Marking the device not-disableable - forcing a reboot on driver update.
Not handling spurious interface arrival notification. This can happen and drivers are expected to handle this condition safely.
Not implementing a S0 Idle power policy, which is important for devices that are DRIPS constraints or children thereof. See
Supporting Idle Power-Down.
Not checking WdfDeviceStopIdle return status leads to power reference leak due to WdfDeviceStopIdle/ResumeIdle imbalance and eventually 9F bug check.
Not knowing that PrepareHardware/ReleaseHardware can be called more than once due to resource rebalancing. These callbacks should be restricted to initializing hardware resources. See EVT_WDF_DEVICE_PREPARE_HARDWARE.
Using PrepareHardware/ReleaseHardware for allocating software resources. Software resource allocation static to the device should be done either in AddDevice or in SelfManagedIoInit if the allocation of resources required interacting with hardware. See EVT_WDF_DEVICE_SELF_MANAGED_IO_INIT.
Using globals and static variables. Avoid storing per device context in globals. Globals are meant for sharing information across multiple instances of devices. As an alternative, consider using WDFDRIVER object context for sharing information across multiple instances of devices.

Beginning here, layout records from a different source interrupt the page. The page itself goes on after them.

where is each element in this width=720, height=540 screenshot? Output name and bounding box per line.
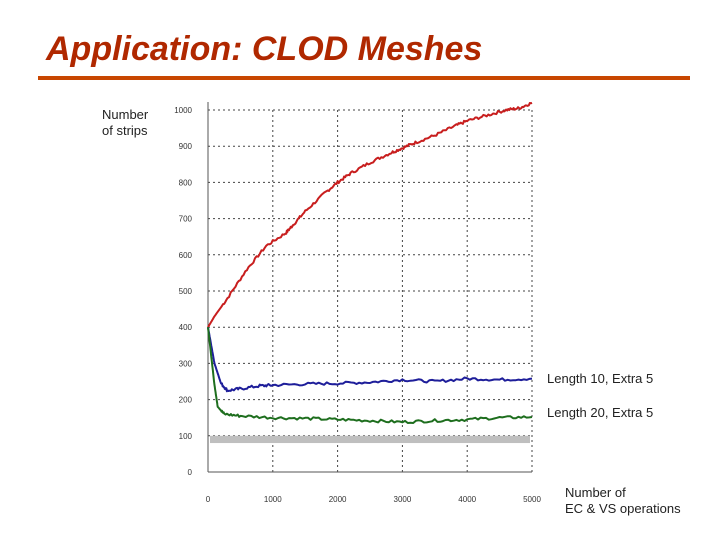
y-tick-label: 300 [179, 359, 193, 368]
title-underline [38, 76, 690, 80]
y-tick-label: 200 [179, 396, 193, 405]
y-axis-label-line-1: Number [102, 107, 149, 122]
y-tick-label: 500 [179, 287, 193, 296]
y-tick-label: 100 [179, 432, 193, 441]
x-tick-label: 0 [206, 495, 211, 504]
y-axis-label-line-2: of strips [102, 123, 148, 138]
x-tick-label: 5000 [523, 495, 541, 504]
y-tick-label: 400 [179, 323, 193, 332]
reference-band [210, 435, 530, 444]
series-line-0 [207, 101, 533, 328]
y-axis-label: Number of strips [102, 107, 172, 139]
x-axis-label-line-2: EC & VS operations [565, 501, 681, 516]
legend-label-length-10: Length 10, Extra 5 [547, 371, 654, 386]
y-tick-label: 900 [179, 142, 193, 151]
y-tick-label: 0 [188, 468, 193, 477]
x-tick-label: 4000 [458, 495, 476, 504]
y-tick-label: 800 [179, 178, 193, 187]
slide-title: Application: CLOD Meshes [46, 30, 483, 68]
legend-label-length-20: Length 20, Extra 5 [547, 405, 654, 420]
x-axis-label-line-1: Number of [565, 485, 626, 500]
series-line-1 [207, 327, 533, 393]
x-tick-label: 2000 [329, 495, 347, 504]
y-tick-label: 700 [179, 215, 193, 224]
x-tick-label: 3000 [394, 495, 412, 504]
x-axis-label: Number of EC & VS operations [565, 485, 715, 517]
series-line-2 [207, 327, 533, 424]
y-tick-label: 600 [179, 251, 193, 260]
x-tick-label: 1000 [264, 495, 282, 504]
y-tick-label: 1000 [174, 106, 192, 115]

Not using descriptive names for variables.
Not being consistent in naming variables - case consistency. Not following the existing style of coding when making updates to existing code. For example, using different variable names for common structures in different functions.
Not commenting important design choices - power management, locks, state management, use of workitems, DPCs, timers, global resource usage, resource pre-allocation, complex expressions/conditional statements.
Commenting about things that are obvious from the name of the API being called. Making your comment the English language equivalent of the function name (such as writing the comment “Create the Device Object” when calling WdfDeviceCreate).
Don’t create macros that have a return call. See Functions (C++).
Using macros for constants in place of constexpr
when using C++
Compiling your driver with the C compiler, instead of the C++ compiler to ensure you get strong type checking.
Error Handling
Not reporting critical driver errors and gracefully marking the device non-functional.
Not returning appropriate NT error status that translates to meaningful WIN32 error status. See Using NTSTATUS
Values.
Not using NTSTATUS macros to check the returned status of system functions.
Not asserting on state variables or flags where needed.
Checking to see if the pointer is valid before accessing it to work around race conditions.
ASSERTING on NULL pointers. If you attempt to use a NULL pointer to access memory Windows will bug check. The parameters of the bug check will provide the necessary information to fix the null pointer. Overtime, when many unneeded ASSERT statements are added to the code, they consume memory and slow the system.
ASSERTING on object context pointer. The driver framework guarantees that object will always get allocated with context.
Not reporting critical errors in eventlog and gracefully marking the device non-functional.
Verification
Not running driver verifier with both standard and advanced settings during development and testing. See Driver Verifier. In the advanced settings, it is recommended to enable all rules, except those rules that are related to low resource simulation. It is preferable to run the low resource simulation tests in isolation to make it easier to debug issues.
Not running AppVerifier on WUDFhost.exe during development and testing of user mode drivers. See Application Verifier.
Not checking usage of memory using the !wdfpoolusage
debugger extension at runtime to make sure WDF objects are not abandoned. Memory, requests and workitems are common victims of these issues.
Not using the !wdfkd
debugger extension to inspect the object tree to make sure objects are parented correctly and checking the attributes of major objects such WDFDRIVER, WDFDEVICE, IO.